Falando na abertura da 61.ª Feira Internacional de Maputo (Facim), que decorre entre esta segunda-feira 31 de agosto e 5 de setembro, no Centro Internacional de Feiras e Exposições de Ricatla, em Maputo, Daniel Chapo lembrou que o país tem agora dois investimentos da TotalEnergies e da Eni em curso na bacia do Rovuma, enquanto aguarda a decisão final de investimentos da ExxonMobil, sendo que todos vão totalizar cerca de 60 mil milhões de dólares (51,7 mil milhões de euros) em investimentos nos próximos 10 anos.
Por isso, disse o Presidente, Moçambique está a apostar na capacitação de pequenas e médias empresas para fornecerem serviços a estes megaprojetos, rumo à transformação económica do país.
“O que nós queremos é pegar nas receitas do gás e investir nas outras áreas da nossa economia: na agricultura, na indústria, nos recursos minerais, na energia, no turismo, na transformação digital, na economia azul, em infraestruturas para dinamizar a economia moçambicana”, acrescentou.
Para Chapo, com esta estratégia o Governo vai assegurar um desenvolvimento e crescimento económico.
“A nossa luta é fazer chegar o dinheiro no bolso de cada moçambicano. A nossa luta não é só o crescimento, mas este crescimento deve ser acompanhado pelo desenvolvimento nesses setores que nós falamos, para gerarmos renda, gerarmos salário, gerarmos imposto, dinamizarmos a economia e, sobretudo, também combatermos as desigualdades sociais”, declarou o chefe do Estado moçambicano.
Moçambique tem três megaprojetos aprovados para exploração das reservas de gás natural liquefeito (GNL) da bacia do Rovuma, classificadas entre as maiores do mundo, ao largo de Cabo Delgado, no norte do país.
Para Chapo, o desafio da atual geração não consiste na descoberta de novas riquezas, mas na sua transformação através da criação da capacidade industrial local.
Por isso, o chefe do Estado defendeu que só a transformação local destas riquezas fará nascer uma economia diversificada, competitiva e sustentável, em que a juventude e as mulheres empreendedoras encontram oportunidades e espaço para o seu crescimento.
“O futuro de Moçambique não será construído apenas pelo Estado, nem apenas pelas empresas, será construído por todos nós, trabalhando juntos com confiança, disciplina, responsabilidade, competência, licitude, integridade, inovação e com o foco virado para resultados”, disse, apelando aos empresários a investirem no turismo de golfe.
“Queremos transformar a nossa economia de serviços para uma economia produtiva. Queremos que aqueles que hoje descobrem as oportunidades do nosso país nesta feira possam em novembro conhecer de perto outra parte dos nossos maiores ativos estratégicos”, concluiu.
A Facim, considerada a principal montra de negócios de Moçambique, a edição deste ano tem como lema “Transformação digital e energética para uma economia sustentável”.
A organização prevê a participação de quase 3.000 expositores provenientes de 29 países, incluindo cerca de 600 empresas estrangeiras e 2.300 expositores nacionais, esperando igualmente receber cerca de 55 mil visitantes ao longo dos seis dias do certame.
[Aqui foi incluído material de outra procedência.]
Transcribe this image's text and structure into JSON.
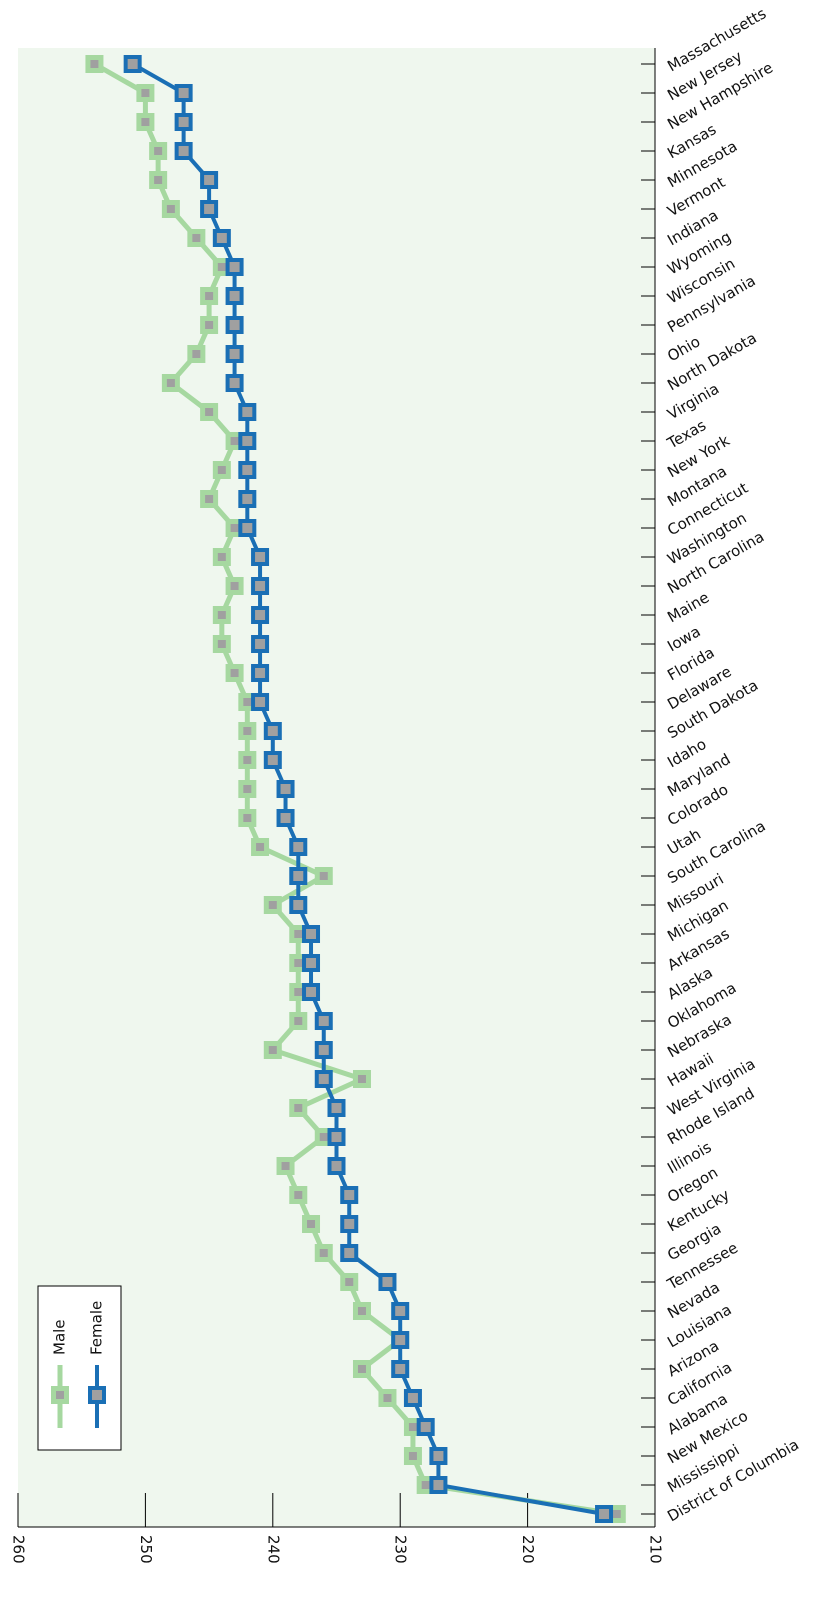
{
  "chart_data": {
    "type": "line",
    "orientation": "horizontal",
    "categories": [
      "Massachusetts",
      "New Jersey",
      "New Hampshire",
      "Kansas",
      "Minnesota",
      "Vermont",
      "Indiana",
      "Wyoming",
      "Wisconsin",
      "Pennsylvania",
      "Ohio",
      "North Dakota",
      "Virginia",
      "Texas",
      "New York",
      "Montana",
      "Connecticut",
      "Washington",
      "North Carolina",
      "Maine",
      "Iowa",
      "Florida",
      "Delaware",
      "South Dakota",
      "Idaho",
      "Maryland",
      "Colorado",
      "Utah",
      "South Carolina",
      "Missouri",
      "Michigan",
      "Arkansas",
      "Alaska",
      "Oklahoma",
      "Nebraska",
      "Hawaii",
      "West Virginia",
      "Rhode Island",
      "Illinois",
      "Oregon",
      "Kentucky",
      "Georgia",
      "Tennessee",
      "Nevada",
      "Louisiana",
      "Arizona",
      "California",
      "Alabama",
      "New Mexico",
      "Mississippi",
      "District of Columbia"
    ],
    "series": [
      {
        "name": "Male",
        "color": "#a6d8a0",
        "values": [
          254,
          250,
          250,
          249,
          249,
          248,
          246,
          244,
          245,
          245,
          246,
          248,
          245,
          243,
          244,
          245,
          243,
          244,
          243,
          244,
          244,
          243,
          242,
          242,
          242,
          242,
          242,
          241,
          236,
          240,
          238,
          238,
          238,
          238,
          240,
          233,
          238,
          236,
          239,
          238,
          237,
          236,
          234,
          233,
          230,
          233,
          231,
          229,
          229,
          228,
          213
        ]
      },
      {
        "name": "Female",
        "color": "#1a6fb5",
        "values": [
          251,
          247,
          247,
          247,
          245,
          245,
          244,
          243,
          243,
          243,
          243,
          243,
          242,
          242,
          242,
          242,
          242,
          241,
          241,
          241,
          241,
          241,
          241,
          240,
          240,
          239,
          239,
          238,
          238,
          238,
          237,
          237,
          237,
          236,
          236,
          236,
          235,
          235,
          235,
          234,
          234,
          234,
          231,
          230,
          230,
          230,
          229,
          228,
          227,
          227,
          214
        ]
      }
    ],
    "xlim": [
      260,
      210
    ],
    "xticks": [
      260,
      250,
      240,
      230,
      220,
      210
    ],
    "legend": "lower left"
  }
}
O Brasil participa como país convidado de honra.
Além dos espaços expositivos, a Facim integra uma mostra agropecuária, pavilhões setoriais e institucionais e várias iniciativas destinadas à promoção das exportações moçambicanas. O programa inclui ainda fóruns empresariais e seminários temáticos para reforço de parcerias e oportunidades de investimento, nomeadamente os fóruns Moçambique-China, Moçambique-Brasil e Moçambique-Emirados Árabes Unidos.
Portugal participa com mais de 100 empresas de capitais portugueses, cerca de duas dezenas das quais com espaços próprios de exposição. A presença portuguesa inclui o secretário de Estado da Economia, João Rui Ferreira, e a presidente da Agência para o Investimento e Comércio Externo de Portugal (AICEP), Madalena Oliveira e Silva.
Em paralelo, decorre em 1 de setembro o Fórum Empresarial Portugal-Moçambique 2026. Segundo dados oficiais, existem cerca de 500 empresas de capitais portugueses em Moçambique e mais de 1.100 empresas portuguesas exportadoras ativas para este mercado.